Add troubleshooting steps

maxvp · maxvp · commit 3aae4bce6ce5 · 2025-03-21T12:14:06.000-05:00
diff --git a/src/content/docs/cloudflare-one/applications/casb/troubleshooting/troubleshoot-compute-accounts.mdx b/src/content/docs/cloudflare-one/applications/casb/troubleshooting/troubleshoot-compute-accounts.mdx
@@ -43,63 +43,32 @@ You may need to roll the Cloudflare API token used for your compute account if a
 
 <Render file="api-roll-token" product="fundamentals" />
 
-4. Copy or make note of your API token.
+4. Copy your API token.
 
-Once you roll your API token in Cloudflare, you can update the API token value in your compute account's secrets manager:
+Once you roll your API token in Cloudflare, you can update the API token value in your secrets manager for [Amazon Web Services (AWS)](https://docs.aws.amazon.com/secretsmanager/latest/userguide/manage_update-secret-value.html) or [Google Cloud Platform (GCP)](https://cloud.google.com/secret-manager/docs/edit-secrets).
 
-<Tabs> <TabItem label="Amazon Web Services (AWS)" >
-
-1. In the AWS, open the [Secrets Manager](https://docs.aws.amazon.com/secretsmanager/latest/userguide/asm_access.html).
-2. Choose **cloudflare-cds-secrets**.
-3. Select **Retrieve secret value**, then select **Edit**.
-4. Enter your Cloudflare API token.
-5. Select **Save**.
-
-For more information, refer to the [AWS Secrets Manager documentation](https://docs.aws.amazon.com/secretsmanager/latest/userguide/manage_update-secret-value.html).
-
-</TabItem>
-
-<TabItem label="Google Cloud Platform (GCP)" >
+### Common token issues
 
-1. In GCP, open the [Secret Manager](https://cloud.google.com/secret-manager/docs/overview).
-2. Choose your compute account connected to CASB.

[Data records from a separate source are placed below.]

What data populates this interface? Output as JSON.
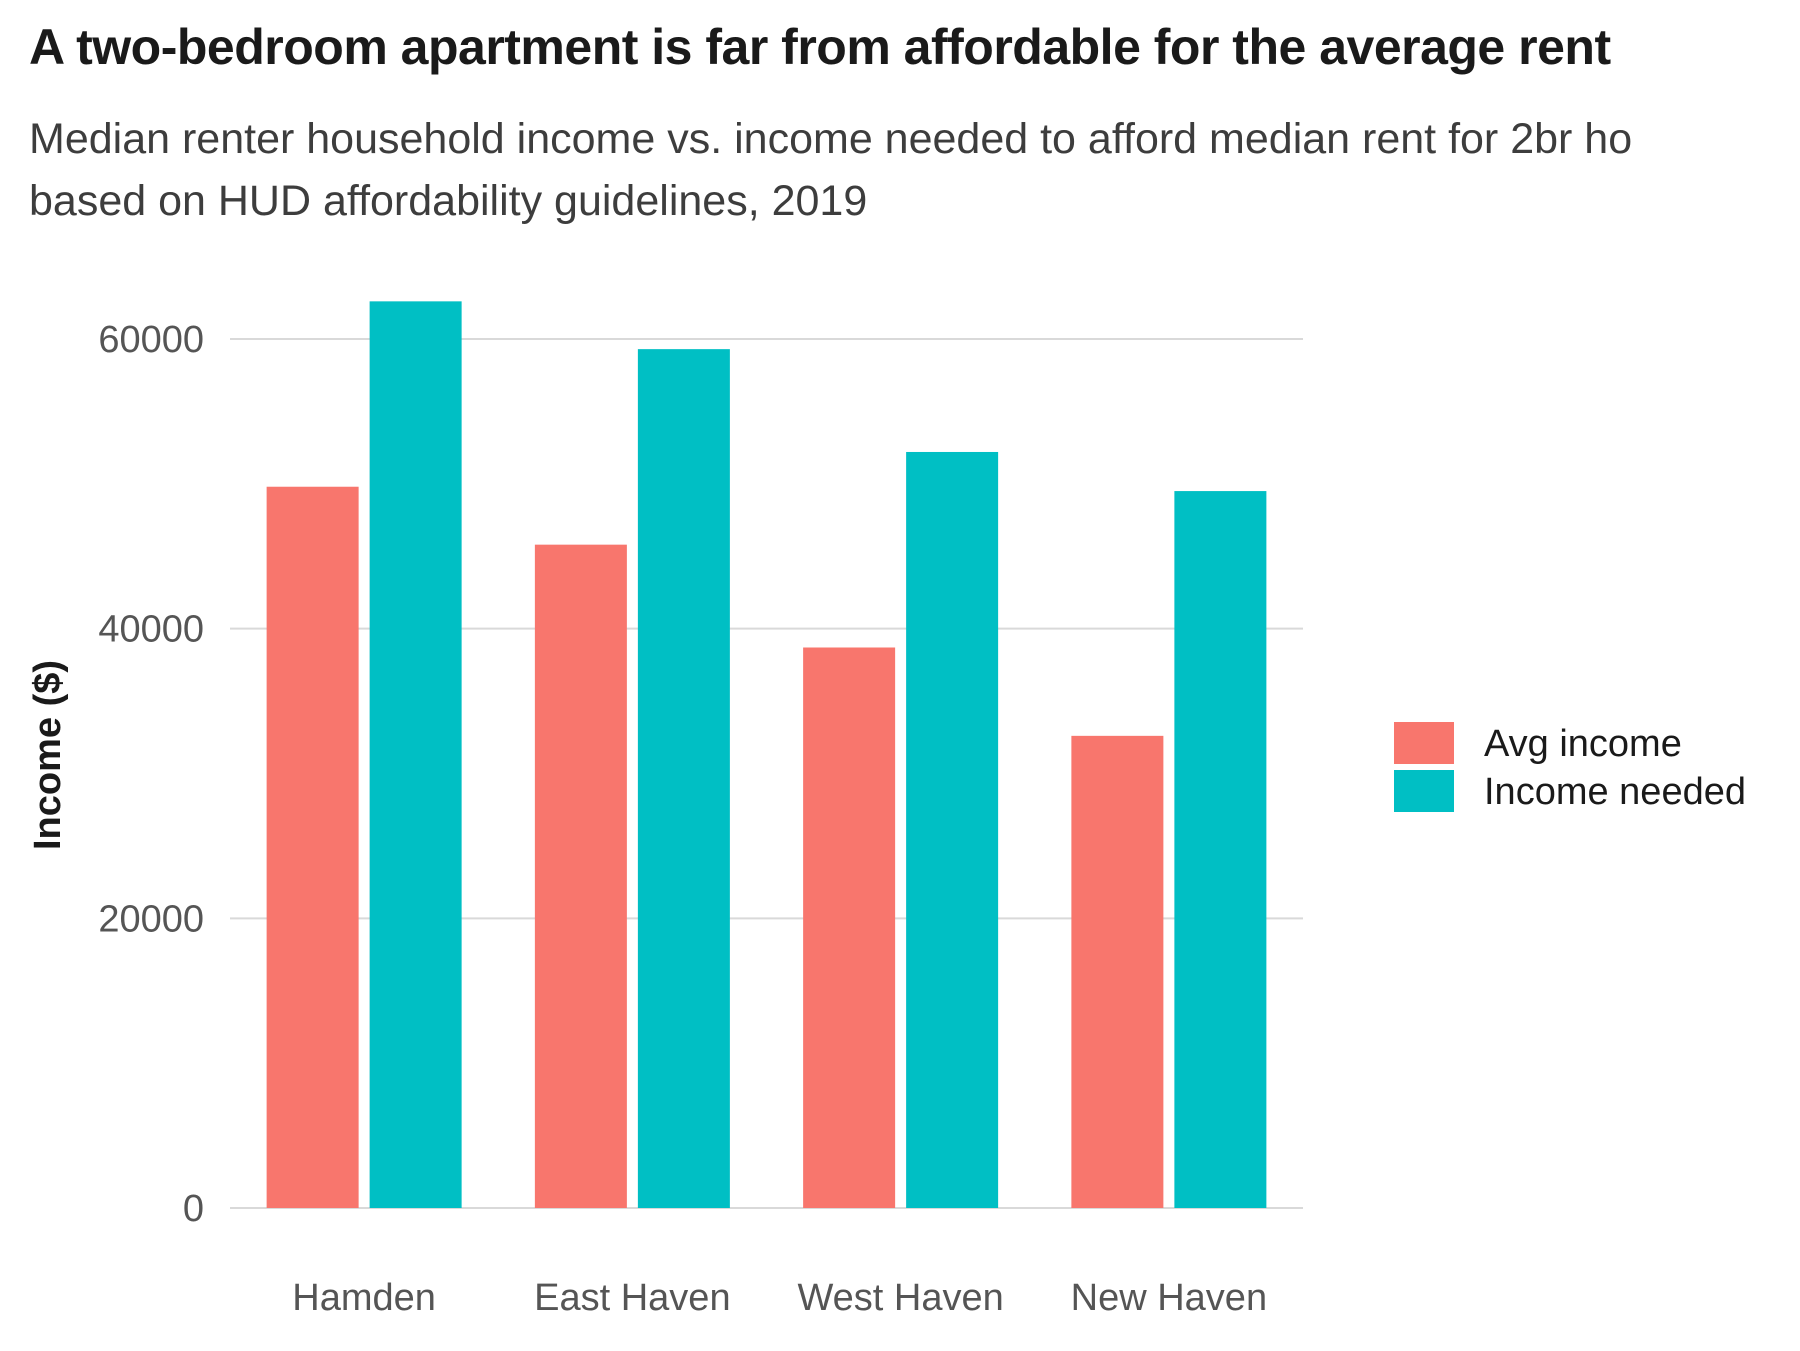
{
  "chart_data": {
    "type": "bar",
    "title": "A two-bedroom apartment is far from affordable for the average rent",
    "subtitle_lines": [
      "Median renter household income vs. income needed to afford median rent for 2br ho",
      "based on HUD affordability guidelines, 2019"
    ],
    "xlabel": "",
    "ylabel": "Income ($)",
    "categories": [
      "Hamden",
      "East Haven",
      "West Haven",
      "New Haven"
    ],
    "series": [
      {
        "name": "Avg income",
        "color": "#F8766D",
        "values": [
          49800,
          45800,
          38700,
          32600
        ]
      },
      {
        "name": "Income needed",
        "color": "#00BFC4",
        "values": [
          62600,
          59300,
          52200,
          49500
        ]
      }
    ],
    "ylim": [
      0,
      64000
    ],
    "yticks": [
      0,
      20000,
      40000,
      60000
    ],
    "ytick_labels": [
      "0",
      "20000",
      "40000",
      "60000"
    ],
    "grid": true,
    "legend_position": "right"
  }
}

-3. In **Actions**, select **Edit**.
-4. Choose your Cloudflare secret, then select **Edit secret**.
-5. Enter your Cloudflare API token.
-6. Select **Update secret**.
+#### `cloudflare-cds-secrets` does not exist in the compute account's secrets manager
 
-For more information, refer to the [GCP Secret Manager documentation](https://cloud.google.com/secret-manager/docs/edit-secrets).
+To recreate the secret in your compute account:
 
-</TabItem> </Tabs>
+1. Validate that you selected the correct region.
+2. [Upgrade the compute account](#upgrade-a-compute-account) to recreate the secret.
+3. [Update the secret value](#roll-api-tokens) in your compute account.
 
-### Common token issues
+#### I no longer have access to the Cloudflare API token I created
 
-#### cloudflare-cds-secrets does not exist in the secrets manager
+[Roll your Cloudflare API token](#roll-api-tokens) and add it to your compute account.
 
-Validate that the correct region is selected
-Rerun Terraform Apply to recreate the secret
-Apply repeat the steps above to edit the secret's value
+To validate your compute account's API access:
 
-#### I no longer have access to the API token I created
-
-Following the above instructions, roll the API token again and add it to AWS or GCP Secrets Manager
-Validation: On the integration page, if the Compute Account is shown as "Healthy", the problem has been solved.
+1. In [Zero Trust](https://one.dash.cloudflare.com/), go to **CASB** > **Integrations**.
+2. Choose the integration you created for cloud scanning.
+3. Select **Manage compute accounts**. If the status of the compute account integration is set to **Healthy**, the problem has been solved.
 
 ## Troubleshoot an unhealthy compute account
 
-When a Compute Account becomes unhealthy, new scan configuration changes will not be put into use and new scan results will not appear in the dashboard.
-
-The following steps should be used when a Compute Account is appearing with the "Unhealthy" badge within the CASB Integration page. Example:
-
-Steps
-Rerun Terraform Apply
-Navigate to a directory that contains the Terraform state file created during previous Terraform activity for this Compute Account
-Pull the latest updates:
-terraform init --upgrade
-Recreate/Upgrade any missing resources:
-terraform apply
-After completion, review the health status of the Compute Account to verify recovery. If the Compute Account is now healthy, you can stop here. Else, continue to the next step.
+When CASB marks a compute account as **Unhealthy**, CASB will not use new scan configuration changes and new scan results will not appear in the dashboard.
 
-Roll API Token
-Follow the steps listed in "Rotating API Tokens" section
-Review the health status of the Compute Account to verify recovery.
+To fix a compute account marked as **Unhealthy**, first [upgrade the compute account](#upgrade-a-compute-account). If the compute account is still unhealthy, [roll your API token](#roll-api-tokens).